Chaque matin, le même rituel se répétait : Susanna déposait de petites pièces pour la vieille femme qui s’asseyait depuis des mois devant le kiosque de la pharmacie, vêtue d’un manteau élimé, avec un vieux tapis étalé devant elle et une tasse en fer rouillée à ses côtés. Susanna n’aurait jamais pu simplement passer sans s’arrêter.
Parfois, elle laissait une pièce de dix centimes, parfois une poignée de monnaie, et parfois même un billet si son salaire était arrivé à temps. La vieille femme hochait toujours la tête silencieusement, comme si la gratitude n’avait pas besoin de mots.
Cette habitude silencieuse se répétait jour après jour, devenant peu à peu une partie intégrante de la routine matinale de Susanna — un petit point fixe dans le tumulte monotone de la ville.Cependant, ce matin-là, tout commença différemment.
De fines gouttes de pluie scintillaient sur l’asphalte noir, et les passants se hâtaient, leurs visages montrant qu’ils ne percevaient rien des petits événements du monde. Susanna tendit automatiquement la main vers sa poche, y trouva ses pièces et se pencha… quand soudain, la vieille femme saisit son poignet.
Les doigts ridés et fins étaient étonnamment forts, et son regard n’avait rien à voir avec celui, calme et reconnaissant, auquel Susanna était habituée. Ce regard était empreint d’urgence et presque de panique.« Ma fille… écoute bien, » murmura la femme, la main toujours serrée autour du poignet de Susanna.
« Tu as fait tant de bien pour moi… laisse-moi faire quelque chose pour toi maintenant. Ne rentre pas chez toi aujourd’hui. Quelles que soient les circonstances. Dors où tu peux — chez une amie, dans un hôtel, même dans la rue, dans le métro… mais ne retourne pas à ton appartement. Tu me promets ? »

Susanna resta figée, confuse, oubliant un instant même de respirer. Autour d’elles, la foule continuait de déferler, personne ne remarquait l’intensité de ce moment. La vieille femme relâcha soudain son emprise, baissant la tête comme si la conversation était déjà terminée.
Susanna s’éloigna lentement, chaque pas accompagnée d’un malaise croissant dans sa poitrine.Au bureau, la journée devint presque insupportable. Chaque détail lui semblait suspect : les questions étranges d’un collègue sur son domicile, des documents disparus alors qu’elle les avait laissés exactement à leur place.
Au fil des heures, son cœur se sentit serré par une main invisible, se contractant de plus en plus douloureusement.Le soir venu, lorsqu’elle sortit dans la rue, la pluie s’était transformée en brouillard, et le bruit des voitures résonnait comme un murmure lointain.
Pourtant, les mots de la vieille femme résonnaient plus fort dans l’esprit de Susanna que le vacarme de la ville. Elle s’arrêta au passage piéton, sortit instinctivement son téléphone et réserva un lit dans l’auberge la plus proche. Cette nuit-là, elle ne rentra pas chez elle.
Le lendemain matin, Susanna arriva au point habituel plus tôt que jamais. La vieille femme leva la tête, comme si elle savait qu’elle viendrait. C’est alors que Susanna apprit quelque chose qui lui fit dresser les cheveux sur la tête.
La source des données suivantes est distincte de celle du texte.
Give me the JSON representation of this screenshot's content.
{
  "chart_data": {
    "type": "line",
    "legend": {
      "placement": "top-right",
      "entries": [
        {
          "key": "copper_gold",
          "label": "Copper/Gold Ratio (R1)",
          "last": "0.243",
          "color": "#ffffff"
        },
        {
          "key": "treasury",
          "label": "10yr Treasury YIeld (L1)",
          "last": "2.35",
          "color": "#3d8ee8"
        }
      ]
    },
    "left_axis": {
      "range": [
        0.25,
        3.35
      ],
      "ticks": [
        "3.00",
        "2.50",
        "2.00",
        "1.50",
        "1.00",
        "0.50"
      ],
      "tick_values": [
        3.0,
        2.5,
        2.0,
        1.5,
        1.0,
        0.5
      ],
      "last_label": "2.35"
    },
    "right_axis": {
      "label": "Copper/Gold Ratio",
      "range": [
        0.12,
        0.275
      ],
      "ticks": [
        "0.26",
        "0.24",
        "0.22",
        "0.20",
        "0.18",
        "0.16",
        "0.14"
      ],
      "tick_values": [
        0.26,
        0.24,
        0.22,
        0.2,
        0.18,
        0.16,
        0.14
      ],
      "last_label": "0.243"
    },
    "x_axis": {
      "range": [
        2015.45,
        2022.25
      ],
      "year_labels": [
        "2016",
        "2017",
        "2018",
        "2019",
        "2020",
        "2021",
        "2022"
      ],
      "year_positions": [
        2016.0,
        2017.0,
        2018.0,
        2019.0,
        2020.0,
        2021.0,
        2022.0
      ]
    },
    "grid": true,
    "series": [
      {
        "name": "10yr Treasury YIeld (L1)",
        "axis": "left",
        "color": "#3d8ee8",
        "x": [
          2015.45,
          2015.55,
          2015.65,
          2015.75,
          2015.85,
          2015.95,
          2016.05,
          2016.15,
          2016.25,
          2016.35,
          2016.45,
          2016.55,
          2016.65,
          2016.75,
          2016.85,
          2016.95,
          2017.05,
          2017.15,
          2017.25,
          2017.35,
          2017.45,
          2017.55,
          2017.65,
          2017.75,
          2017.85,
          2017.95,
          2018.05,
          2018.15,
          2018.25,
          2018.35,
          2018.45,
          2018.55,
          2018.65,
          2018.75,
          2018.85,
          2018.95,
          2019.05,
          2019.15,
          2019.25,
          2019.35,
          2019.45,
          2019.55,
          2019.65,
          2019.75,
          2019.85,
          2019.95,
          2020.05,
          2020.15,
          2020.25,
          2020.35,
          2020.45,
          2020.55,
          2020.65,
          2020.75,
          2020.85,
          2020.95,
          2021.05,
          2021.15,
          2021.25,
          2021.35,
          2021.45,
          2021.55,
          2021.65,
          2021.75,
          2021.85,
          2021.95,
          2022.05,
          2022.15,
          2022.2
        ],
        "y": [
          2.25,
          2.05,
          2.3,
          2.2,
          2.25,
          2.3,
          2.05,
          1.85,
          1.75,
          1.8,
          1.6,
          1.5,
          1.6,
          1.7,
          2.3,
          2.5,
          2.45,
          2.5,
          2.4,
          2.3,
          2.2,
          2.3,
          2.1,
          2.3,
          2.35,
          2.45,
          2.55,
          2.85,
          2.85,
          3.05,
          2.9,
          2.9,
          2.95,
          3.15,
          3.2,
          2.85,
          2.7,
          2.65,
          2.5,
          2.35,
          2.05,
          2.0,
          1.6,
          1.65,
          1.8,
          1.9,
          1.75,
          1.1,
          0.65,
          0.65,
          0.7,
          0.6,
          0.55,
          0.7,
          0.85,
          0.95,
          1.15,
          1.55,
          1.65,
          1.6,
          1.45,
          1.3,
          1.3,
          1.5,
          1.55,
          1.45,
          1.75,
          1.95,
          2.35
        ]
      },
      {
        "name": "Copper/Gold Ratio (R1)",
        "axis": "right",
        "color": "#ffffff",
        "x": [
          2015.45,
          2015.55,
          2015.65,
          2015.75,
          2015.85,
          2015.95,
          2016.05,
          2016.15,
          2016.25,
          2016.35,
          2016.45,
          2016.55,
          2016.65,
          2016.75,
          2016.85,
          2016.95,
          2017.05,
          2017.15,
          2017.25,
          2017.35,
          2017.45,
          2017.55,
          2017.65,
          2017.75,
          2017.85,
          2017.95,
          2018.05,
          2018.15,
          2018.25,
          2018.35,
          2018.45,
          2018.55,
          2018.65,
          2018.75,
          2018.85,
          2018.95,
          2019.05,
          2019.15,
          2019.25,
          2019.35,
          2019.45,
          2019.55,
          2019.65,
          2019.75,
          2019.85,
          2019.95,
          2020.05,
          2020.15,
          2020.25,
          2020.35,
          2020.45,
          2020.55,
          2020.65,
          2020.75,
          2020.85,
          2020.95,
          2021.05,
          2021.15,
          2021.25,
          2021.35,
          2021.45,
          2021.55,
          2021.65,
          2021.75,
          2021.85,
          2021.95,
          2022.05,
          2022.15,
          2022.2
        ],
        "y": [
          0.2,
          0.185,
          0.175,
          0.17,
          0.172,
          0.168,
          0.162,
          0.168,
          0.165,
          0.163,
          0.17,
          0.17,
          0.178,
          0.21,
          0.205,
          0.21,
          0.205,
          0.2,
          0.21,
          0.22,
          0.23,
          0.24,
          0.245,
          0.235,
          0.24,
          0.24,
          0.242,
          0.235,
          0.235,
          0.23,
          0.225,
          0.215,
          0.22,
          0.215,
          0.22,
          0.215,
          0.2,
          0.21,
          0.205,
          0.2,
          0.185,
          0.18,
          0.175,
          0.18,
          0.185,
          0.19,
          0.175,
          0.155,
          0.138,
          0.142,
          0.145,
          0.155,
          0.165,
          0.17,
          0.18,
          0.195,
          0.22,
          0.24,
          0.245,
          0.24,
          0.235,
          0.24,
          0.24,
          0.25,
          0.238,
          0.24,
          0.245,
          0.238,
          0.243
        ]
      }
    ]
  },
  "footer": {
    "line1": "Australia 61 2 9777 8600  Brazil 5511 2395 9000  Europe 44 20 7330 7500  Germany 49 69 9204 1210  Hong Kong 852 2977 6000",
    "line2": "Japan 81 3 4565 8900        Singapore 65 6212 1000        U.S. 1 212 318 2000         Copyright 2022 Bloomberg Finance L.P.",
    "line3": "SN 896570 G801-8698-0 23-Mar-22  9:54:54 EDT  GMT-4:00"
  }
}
Pendant la nuit, alors que Susanna dormait à l’auberge, son appartement au quatrième étage avait été entièrement détruit par un incendie. Les pompiers expliquèrent que la porte avait été forcée et que le feu avait éclaté simultanément en plusieurs endroits.
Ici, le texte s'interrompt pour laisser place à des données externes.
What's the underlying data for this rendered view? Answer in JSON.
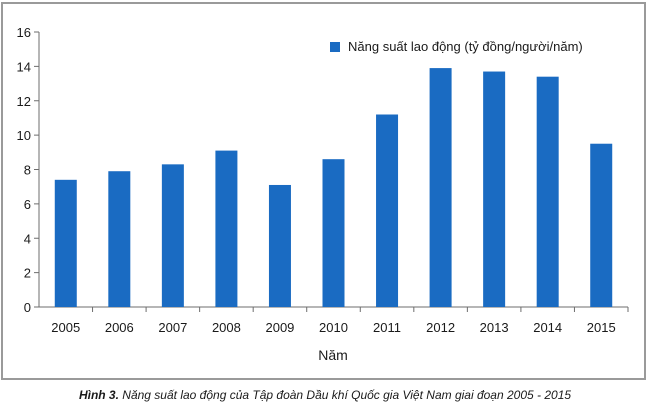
{
  "chart_data": {
    "type": "bar",
    "categories": [
      "2005",
      "2006",
      "2007",
      "2008",
      "2009",
      "2010",
      "2011",
      "2012",
      "2013",
      "2014",
      "2015"
    ],
    "series": [
      {
        "name": "Năng suất lao động (tỷ đồng/người/năm)",
        "values": [
          7.4,
          7.9,
          8.3,
          9.1,
          7.1,
          8.6,
          11.2,
          13.9,
          13.7,
          13.4,
          9.5
        ],
        "color": "#1a6bc2"
      }
    ],
    "xlabel": "Năm",
    "ylabel": "",
    "ylim": [
      0,
      16
    ],
    "yticks": [
      "0",
      "2",
      "4",
      "6",
      "8",
      "10",
      "12",
      "14",
      "16"
    ],
    "grid": false,
    "legend_position": "top-right"
  },
  "caption": {
    "lead": "Hình 3.",
    "text": " Năng suất lao động của Tập đoàn Dầu khí Quốc gia Việt Nam giai đoạn 2005 - 2015"
  }
}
La vieille femme expliqua qu’elle avait entendu, deux jours plus tôt, deux hommes suivre Susanna depuis son travail, se disant : « Ce soir, on finit avec elle » et « il faut prendre l’appartement discrètement ».Craignant d’être chassée si elle intervenait, la femme avait attendu le matin, quand il n’y avait aucun témoin, pour avertir Susanna.
Il s’avéra plus tard que les deux hommes étaient l’ex-mari de Susanna et un ami, qui avaient planifié une attaque pour s’emparer de l’appartement. Seuls l’avertissement de la vieille femme, l’intuition et le courage de Susanna avaient sauvé sa vie.